Not all lilies are so sweetly fragrant. Lilium pyrenaicum, known as the yellow Turk’s cap lily, is a species that spreads easily – too easily according to some gardeners – and has become naturalised in several gardens. Although the scent is far from pleasant, its small, yellow blooms are delicately attractive. The common Turk’s cap lily, Lilium martagon, is one of the best for naturalising in woodland gardens. Planted amongst grass in semi-shade, next to a garden seat, its neatly curled flowers can be admired closely, and then you can reflect upon the fact that this lily, first recorded in Britain in 1596, was one of the earliest species to be cultivated in our gardens.
Planting lilies in pots
Like many bulbous plants, lily hybrids are extremely well-suited to growing in pots. As a general rule, Asiatic hybrids will bloom around 100 days from planting in early spring. Three bulbs are ample for a 25cm wide pot, but greater impact of colour can be achieved with five bulbs in a larger pot. Put a few handfuls of multi-purpose compost in the bottom of the pot, place the lilies on top, and then fill the pot with compost to within 2cm of the rim. It is important that bulbs are covered with at least 15cm of compost. Oriental lilies require lime-free compost, and nearly all lilies thrive in compost that is enriched with added humus such as leafmould. Pots can be tucked away in an inconspicuous, cool, sheltered place until buds begin to push up through the compost. They can then be placed in a sunny or semi-shaded spot and kept well-watered in times when rain is scarce. After flowering, lily stems will fade in autumn and can be cut back as soon as they are dry and brittle. Bulbs can be left in the same pot for two or three years, but after this period of time, it is best to shake them out of the pot and give them fresh compost or plant them out in the garden.
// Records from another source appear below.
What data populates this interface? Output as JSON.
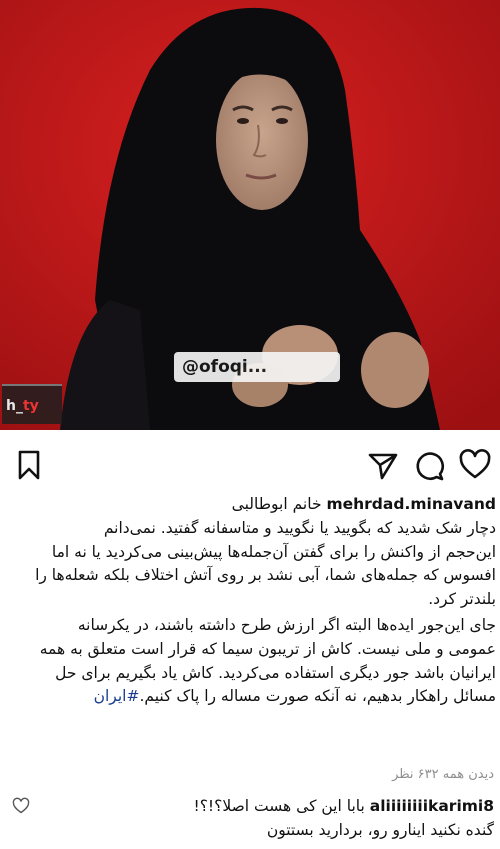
{
  "media": {
    "watermark": "@ofoqi...",
    "channel_logo_main": "h_",
    "channel_logo_accent": "ty"
  },
  "actions": {
    "icons": [
      "bookmark-icon",
      "send-icon",
      "comment-icon",
      "heart-icon"
    ]
  },
  "post": {
    "username": "mehrdad.minavand",
    "caption_lines": [
      "خانم ابوطالبی",
      "دچار شک شدید که بگویید یا نگویید و متاسفانه گفتید. نمی‌دانم",
      "این‌حجم از واکنش را برای گفتن آن‌جمله‌ها پیش‌بینی می‌کردید یا نه اما",
      "افسوس که جمله‌های شما، آبی نشد بر روی آتش اختلاف بلکه شعله‌ها را",
      "بلندتر کرد.",
      "جای این‌جور ایده‌ها البته اگر ارزش طرح داشته باشند، در یکرسانه",
      "عمومی و ملی نیست. کاش از تریبون سیما که قرار است متعلق به همه",
      "ایرانیان باشد جور دیگری استفاده می‌کردید. کاش یاد بگیریم برای حل",
      "مسائل راهکار بدهیم، نه آنکه صورت مساله را پاک کنیم."
    ],
    "hashtag": "#ایران",
    "views": "دیدن همه ۶۳۲ نظر"
  },
  "comment": {
    "username": "aliiiiiiiikarimi8",
    "line1": "بابا این کی هست اصلا؟!؟!",
    "line2": "گنده نکنید اینارو رو، بردارید بستتون"
  },
  "colors": {
    "background_red": "#c8181a",
    "hashtag_blue": "#1a3d8f",
    "muted_gray": "#8e8e8e"
  }
}
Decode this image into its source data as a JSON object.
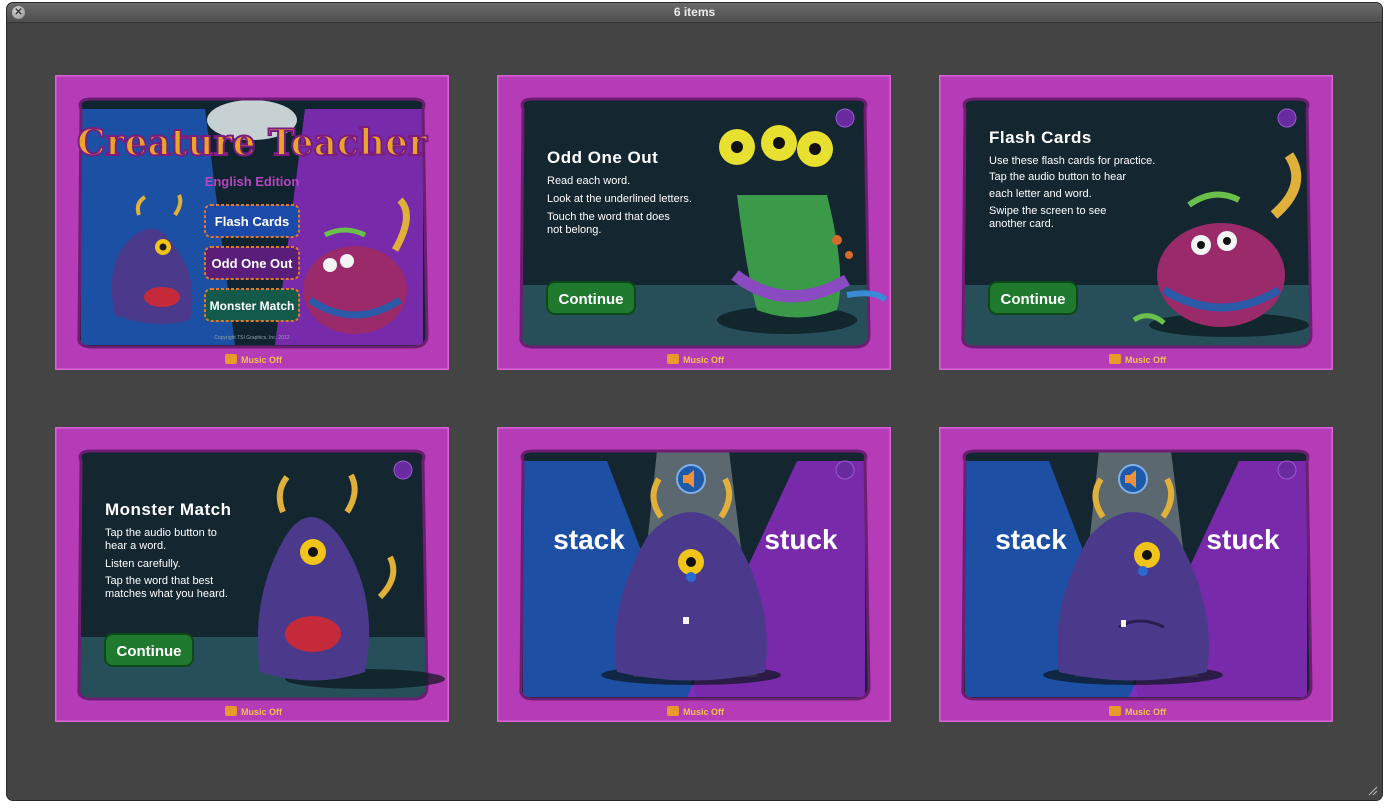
{
  "window": {
    "title": "6 items"
  },
  "slides": [
    {
      "title": "Creature Teacher",
      "subtitle": "English Edition",
      "menu": [
        "Flash Cards",
        "Odd One Out",
        "Monster Match"
      ],
      "copyright": "Copyright TSI Graphics, Inc. 2012",
      "music": "Music Off"
    },
    {
      "heading": "Odd One Out",
      "lines": [
        "Read each word.",
        "Look at the underlined letters.",
        "Touch the word that does",
        "not belong."
      ],
      "button": "Continue",
      "music": "Music Off"
    },
    {
      "heading": "Flash Cards",
      "lines": [
        "Use these flash cards for practice.",
        "Tap the audio button to hear",
        "each letter and word.",
        "Swipe the screen to see",
        "another card."
      ],
      "button": "Continue",
      "music": "Music Off"
    },
    {
      "heading": "Monster Match",
      "lines": [
        "Tap the audio button to",
        "hear a word.",
        "Listen carefully.",
        "Tap the word that best",
        "matches what you heard."
      ],
      "button": "Continue",
      "music": "Music Off"
    },
    {
      "word_left": "stack",
      "word_right": "stuck",
      "music": "Music Off"
    },
    {
      "word_left": "stack",
      "word_right": "stuck",
      "music": "Music Off"
    }
  ]
}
Planting lilies in borders
As nearly all lilies prefer deep planting, with the exception of Lilium candidum, soil preparation is very important if bulbs are to have a healthy and long life. Good drainage is essential so soil should be broken up by digging and forking, and adding plenty of leafmould or well-rotted compost. In soils that are heavy, the addition of coarse grit helps to ensure a long-term, clear root-run for bulbs. The habit of placing bulbs on a thick bed of sand in their planting holes is probably old-fashioned now, but it is a practise to which I still adhere. During wet Cumbrian winters, there is solace to be gained from the knowledge that precious lily bulbs, in their sandy lair, are being offered as much protection as possible from surrounding soil saturation. Planted in close proximity to other plants such as herbaceous perennials, lilies are shown off to full advantage when in flower. Neighbouring plants offer developing lilies shelter from late frosts, and help to shade the area around lilies’ feet from the strongest sun in summer.